A City Protected by Water
The Romans chose York’s location partly because the rivers provided natural defensive barriers on two sides. A thousand years later the same principle was used to extend the city’s defences. Extensive man-made waterways were created around the city as further barriers against attack.
It began with the Norman Conquest; William I ordered water from the River Foss to be diverted to fill a moat around the castle at York (from about 1068). Damming the River Foss to supply water for the moat caused large-scale flooding. The flooded area became known as the King’s Fishpond and, though the water has long since gone, the area still retains the name ‘Foss Islands’.
Another great defensive project took place in the thirteenth century. In about 1215, a water-filled ditch was dug around the perimeter of the city, running the length of the walls on the sides not protected by the rivers.
The water-filled ditch was 50 feet wide and 10 feet deep and the moat around the castle around 30 feet wide and a similar depth. The scale of these lost features is difficult to imagine today but visible evidence of the ditch does still remain, along Nunnery Lane, Lord Mayor’s Walk and Jewbury. Click here for a satellite image on Google Maps.
Only at the south-east gate of the castle is there evidence of a drawbridge spanning the moat.
A regulation of 1584 instructed the perimeter ditches to be cut and cleaned to a width of 12 feet and a depth of 3 feet; evidence of their declining defensive importance. The moat around the castle remained until the later eighteenth century.
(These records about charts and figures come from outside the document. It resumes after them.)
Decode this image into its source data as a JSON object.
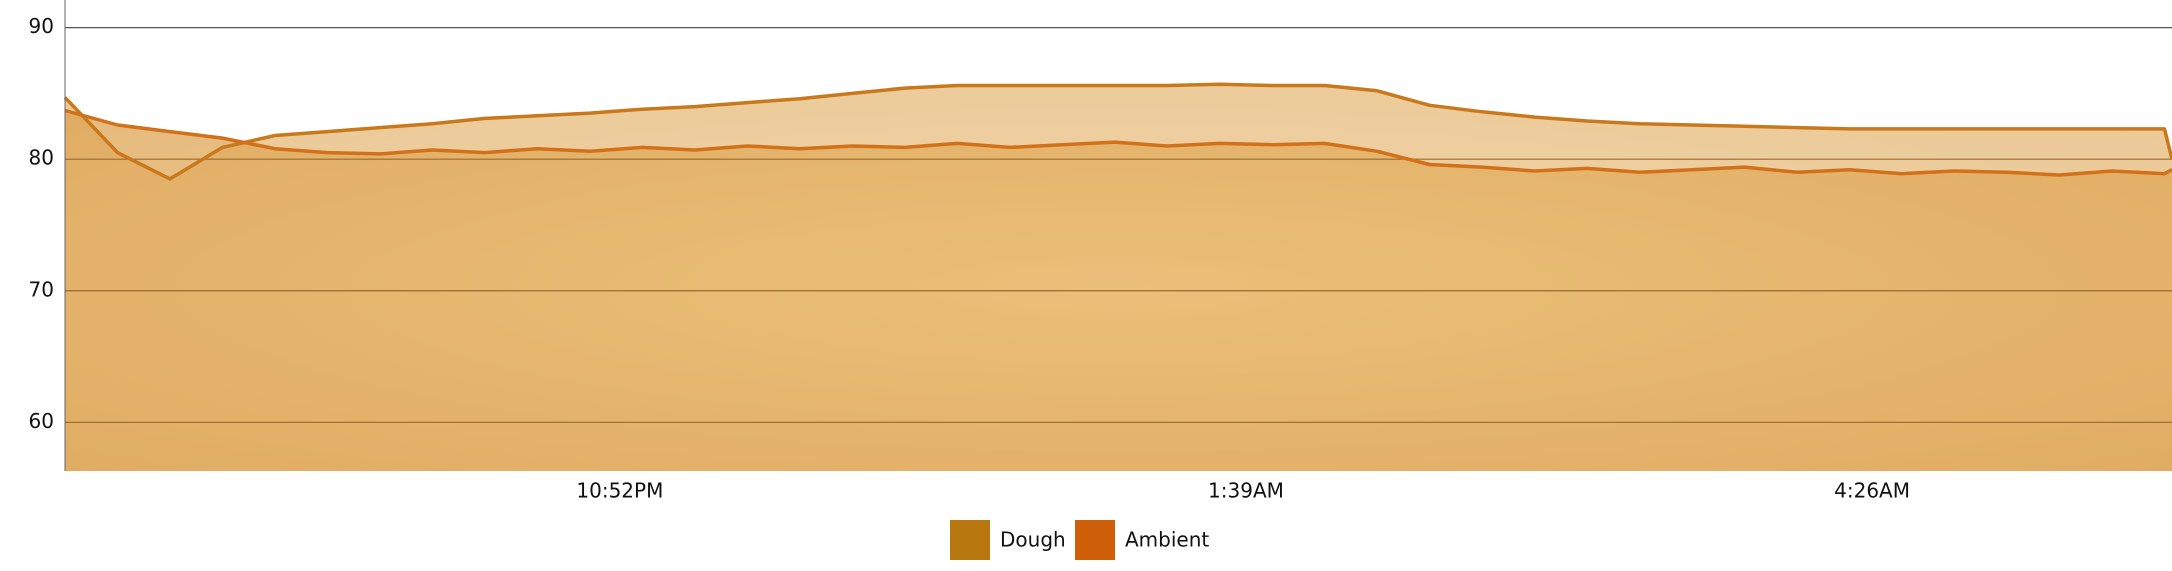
{
  "chart_data": {
    "type": "area",
    "x": [
      0,
      14,
      28,
      42,
      56,
      70,
      84,
      98,
      112,
      126,
      140,
      154,
      168,
      182,
      196,
      210,
      224,
      238,
      252,
      266,
      280,
      294,
      308,
      322,
      336,
      350,
      364,
      378,
      392,
      406,
      420,
      434,
      448,
      462,
      476,
      490,
      504,
      518,
      532,
      546,
      560,
      562
    ],
    "xlim": [
      0,
      562
    ],
    "xticks": [
      {
        "value": 148,
        "label": "10:52PM"
      },
      {
        "value": 315,
        "label": "1:39AM"
      },
      {
        "value": 482,
        "label": "4:26AM"
      }
    ],
    "ylim": [
      56.3,
      92.1
    ],
    "yticks": [
      60,
      70,
      80,
      90
    ],
    "grid": true,
    "series": [
      {
        "name": "Dough",
        "color": "#b8760e",
        "values": [
          84.7,
          80.5,
          78.5,
          80.9,
          81.8,
          82.1,
          82.4,
          82.7,
          83.1,
          83.3,
          83.5,
          83.8,
          84.0,
          84.3,
          84.6,
          85.0,
          85.4,
          85.6,
          85.6,
          85.6,
          85.6,
          85.6,
          85.7,
          85.6,
          85.6,
          85.2,
          84.1,
          83.6,
          83.2,
          82.9,
          82.7,
          82.6,
          82.5,
          82.4,
          82.3,
          82.3,
          82.3,
          82.3,
          82.3,
          82.3,
          82.3,
          80.0
        ]
      },
      {
        "name": "Ambient",
        "color": "#cf5f08",
        "values": [
          83.7,
          82.6,
          82.1,
          81.6,
          80.8,
          80.5,
          80.4,
          80.7,
          80.5,
          80.8,
          80.6,
          80.9,
          80.7,
          81.0,
          80.8,
          81.0,
          80.9,
          81.2,
          80.9,
          81.1,
          81.3,
          81.0,
          81.2,
          81.1,
          81.2,
          80.6,
          79.6,
          79.4,
          79.1,
          79.3,
          79.0,
          79.2,
          79.4,
          79.0,
          79.2,
          78.9,
          79.1,
          79.0,
          78.8,
          79.1,
          78.9,
          79.2
        ]
      }
    ]
  }
}
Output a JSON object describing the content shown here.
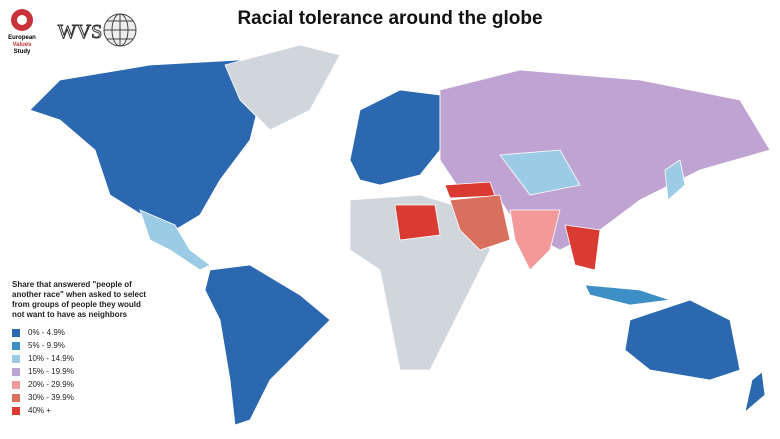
{
  "header": {
    "title": "Racial tolerance around the globe"
  },
  "logos": {
    "evs": [
      "European",
      "Values",
      "Study"
    ],
    "wvs": "WVS"
  },
  "legend": {
    "title": "Share that answered \"people of another race\" when asked to select from groups of people they would not want to have as neighbors",
    "items": [
      {
        "label": "0% - 4.9%",
        "color": "#2b68b0"
      },
      {
        "label": "5% - 9.9%",
        "color": "#3d8fc6"
      },
      {
        "label": "10% - 14.9%",
        "color": "#9ccbe6"
      },
      {
        "label": "15% - 19.9%",
        "color": "#bfa3d2"
      },
      {
        "label": "20% - 29.9%",
        "color": "#f3999a"
      },
      {
        "label": "30% - 39.9%",
        "color": "#d9705e"
      },
      {
        "label": "40% +",
        "color": "#d93a32"
      }
    ]
  }
}
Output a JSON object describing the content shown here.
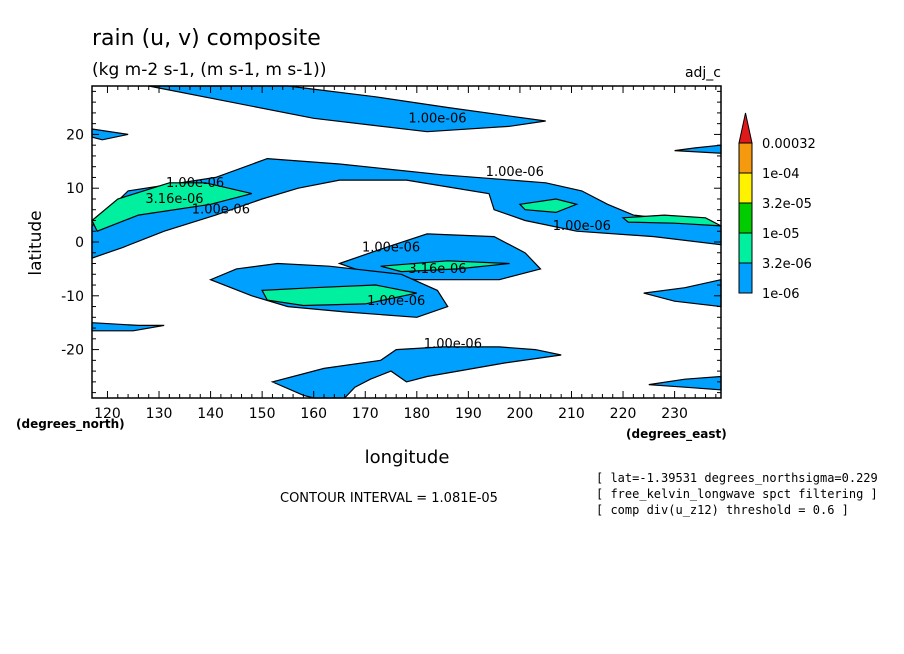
{
  "chart_data": {
    "type": "contour",
    "title": "rain (u, v) composite",
    "subtitle": "(kg m-2 s-1, (m s-1, m s-1))",
    "run_label": "adj_c",
    "xlabel": "longitude",
    "ylabel": "latitude",
    "x_unit_label": "(degrees_east)",
    "y_unit_label": "(degrees_north)",
    "xlim": [
      117,
      239
    ],
    "ylim": [
      -29,
      29
    ],
    "xticks": [
      120,
      130,
      140,
      150,
      160,
      170,
      180,
      190,
      200,
      210,
      220,
      230
    ],
    "yticks": [
      -20,
      -10,
      0,
      10,
      20
    ],
    "contour_interval_text": "CONTOUR INTERVAL = 1.081E-05",
    "notes": [
      "[ lat=-1.39531 degrees_northsigma=0.229",
      "[ free_kelvin_longwave spct filtering ]",
      "[ comp div(u_z12) threshold = 0.6 ]"
    ],
    "colorbar": [
      {
        "label": "0.00032",
        "color": "#e0191c"
      },
      {
        "label": "1e-04",
        "color": "#f59a0f"
      },
      {
        "label": "3.2e-05",
        "color": "#fff200"
      },
      {
        "label": "1e-05",
        "color": "#00cc00"
      },
      {
        "label": "3.2e-06",
        "color": "#00f0a0"
      },
      {
        "label": "1e-06",
        "color": "#00a0ff"
      }
    ],
    "contour_labels": [
      {
        "text": "1.00e-06",
        "x": 184,
        "y": 23
      },
      {
        "text": "1.00e-06",
        "x": 199,
        "y": 13
      },
      {
        "text": "1.00e-06",
        "x": 137,
        "y": 11
      },
      {
        "text": "3.16e-06",
        "x": 133,
        "y": 8
      },
      {
        "text": "1.00e-06",
        "x": 142,
        "y": 6
      },
      {
        "text": "1.00e-06",
        "x": 212,
        "y": 3
      },
      {
        "text": "1.00e-06",
        "x": 175,
        "y": -1
      },
      {
        "text": "3.16e-06",
        "x": 184,
        "y": -5
      },
      {
        "text": "1.00e-06",
        "x": 176,
        "y": -11
      },
      {
        "text": "1.00e-06",
        "x": 187,
        "y": -19
      }
    ],
    "regions": [
      {
        "level": "1e-06",
        "points": [
          [
            128,
            29
          ],
          [
            160,
            23
          ],
          [
            182,
            20.5
          ],
          [
            198,
            21.5
          ],
          [
            205,
            22.5
          ],
          [
            186,
            25
          ],
          [
            172,
            27
          ],
          [
            155,
            29
          ]
        ]
      },
      {
        "level": "1e-06",
        "points": [
          [
            117,
            21
          ],
          [
            124,
            20
          ],
          [
            119,
            19
          ],
          [
            117,
            19.5
          ]
        ]
      },
      {
        "level": "1e-06",
        "points": [
          [
            117,
            3
          ],
          [
            124,
            9.5
          ],
          [
            141,
            12
          ],
          [
            151,
            15.5
          ],
          [
            165,
            14.5
          ],
          [
            185,
            12.5
          ],
          [
            205,
            11
          ],
          [
            212,
            9.5
          ],
          [
            217,
            7
          ],
          [
            222,
            5
          ],
          [
            231,
            4
          ],
          [
            239,
            3
          ],
          [
            239,
            -0.5
          ],
          [
            226,
            1
          ],
          [
            211,
            2
          ],
          [
            201,
            4
          ],
          [
            195,
            6
          ],
          [
            194,
            9
          ],
          [
            178,
            11.5
          ],
          [
            165,
            11.5
          ],
          [
            157,
            10
          ],
          [
            150,
            8
          ],
          [
            141,
            5
          ],
          [
            131,
            2
          ],
          [
            123,
            -1
          ],
          [
            117,
            -3
          ]
        ]
      },
      {
        "level": "3.2e-06",
        "points": [
          [
            117,
            4
          ],
          [
            122,
            8
          ],
          [
            132,
            11
          ],
          [
            139,
            11
          ],
          [
            148,
            9
          ],
          [
            140,
            7
          ],
          [
            126,
            5
          ],
          [
            118,
            2
          ]
        ]
      },
      {
        "level": "3.2e-06",
        "points": [
          [
            200,
            7
          ],
          [
            207,
            8
          ],
          [
            211,
            7
          ],
          [
            207,
            5.5
          ],
          [
            201,
            6
          ]
        ]
      },
      {
        "level": "3.2e-06",
        "points": [
          [
            220,
            4.5
          ],
          [
            228,
            5
          ],
          [
            236,
            4.5
          ],
          [
            239,
            3
          ],
          [
            230,
            3.5
          ],
          [
            221,
            3.7
          ]
        ]
      },
      {
        "level": "1e-06",
        "points": [
          [
            165,
            -4
          ],
          [
            174,
            -1
          ],
          [
            182,
            1.5
          ],
          [
            195,
            1
          ],
          [
            201,
            -2
          ],
          [
            204,
            -5
          ],
          [
            196,
            -7
          ],
          [
            180,
            -7
          ],
          [
            171,
            -6
          ]
        ]
      },
      {
        "level": "1e-06",
        "points": [
          [
            153,
            -4
          ],
          [
            163,
            -4.5
          ],
          [
            177,
            -6
          ],
          [
            184,
            -9
          ],
          [
            186,
            -12
          ],
          [
            180,
            -14
          ],
          [
            166,
            -13
          ],
          [
            155,
            -12
          ],
          [
            148,
            -10
          ],
          [
            140,
            -7
          ],
          [
            145,
            -5
          ]
        ]
      },
      {
        "level": "3.2e-06",
        "points": [
          [
            173,
            -4.5
          ],
          [
            186,
            -3.5
          ],
          [
            198,
            -4
          ],
          [
            188,
            -5
          ],
          [
            177,
            -5.5
          ]
        ]
      },
      {
        "level": "3.2e-06",
        "points": [
          [
            150,
            -9
          ],
          [
            160,
            -8.5
          ],
          [
            172,
            -8
          ],
          [
            180,
            -9.5
          ],
          [
            170,
            -11.5
          ],
          [
            158,
            -11.8
          ],
          [
            151,
            -10.8
          ]
        ]
      },
      {
        "level": "1e-06",
        "points": [
          [
            117,
            -15
          ],
          [
            126,
            -15.5
          ],
          [
            131,
            -15.5
          ],
          [
            125,
            -16.5
          ],
          [
            117,
            -16.5
          ]
        ]
      },
      {
        "level": "1e-06",
        "points": [
          [
            239,
            -7
          ],
          [
            232,
            -8.5
          ],
          [
            224,
            -9.5
          ],
          [
            230,
            -11
          ],
          [
            239,
            -12
          ]
        ]
      },
      {
        "level": "1e-06",
        "points": [
          [
            160,
            -29
          ],
          [
            158,
            -28.5
          ],
          [
            152,
            -26
          ],
          [
            162,
            -23.5
          ],
          [
            173,
            -22
          ],
          [
            176,
            -20
          ],
          [
            185,
            -19.5
          ],
          [
            196,
            -19.5
          ],
          [
            203,
            -20
          ],
          [
            208,
            -21
          ],
          [
            197,
            -22.5
          ],
          [
            188,
            -24
          ],
          [
            182,
            -25
          ],
          [
            178,
            -26
          ],
          [
            175,
            -24
          ],
          [
            171,
            -25.5
          ],
          [
            168,
            -27
          ],
          [
            166,
            -29
          ]
        ]
      },
      {
        "level": "1e-06",
        "points": [
          [
            239,
            -25
          ],
          [
            232,
            -25.5
          ],
          [
            225,
            -26.5
          ],
          [
            232,
            -27
          ],
          [
            239,
            -27.5
          ]
        ]
      },
      {
        "level": "1e-06",
        "points": [
          [
            239,
            18
          ],
          [
            234,
            17.5
          ],
          [
            230,
            17
          ],
          [
            239,
            16.5
          ]
        ]
      }
    ]
  }
}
Throughout the Middle Ages, defence and control of the River Ouse was provided by two chains, which were hung across the river; one upstream from Ouse Bridge, between Barker Tower and Lendal Tower and one downstream, between Skeldergate Tower and Davy Tower. The chains are first mentioned in the Custodies of 1380 following the city’s introduction of a river ‘through toll’ in the mid-fourteenth century. In June 1553 the city instructed that the two chains be sold for the common profit of the city. Hence during the Civil War (1642 – 1651), Royalists blocked the Ouse between Skeldergate Tower and Davy Tower, not with a chain, but with boats mounted with canons.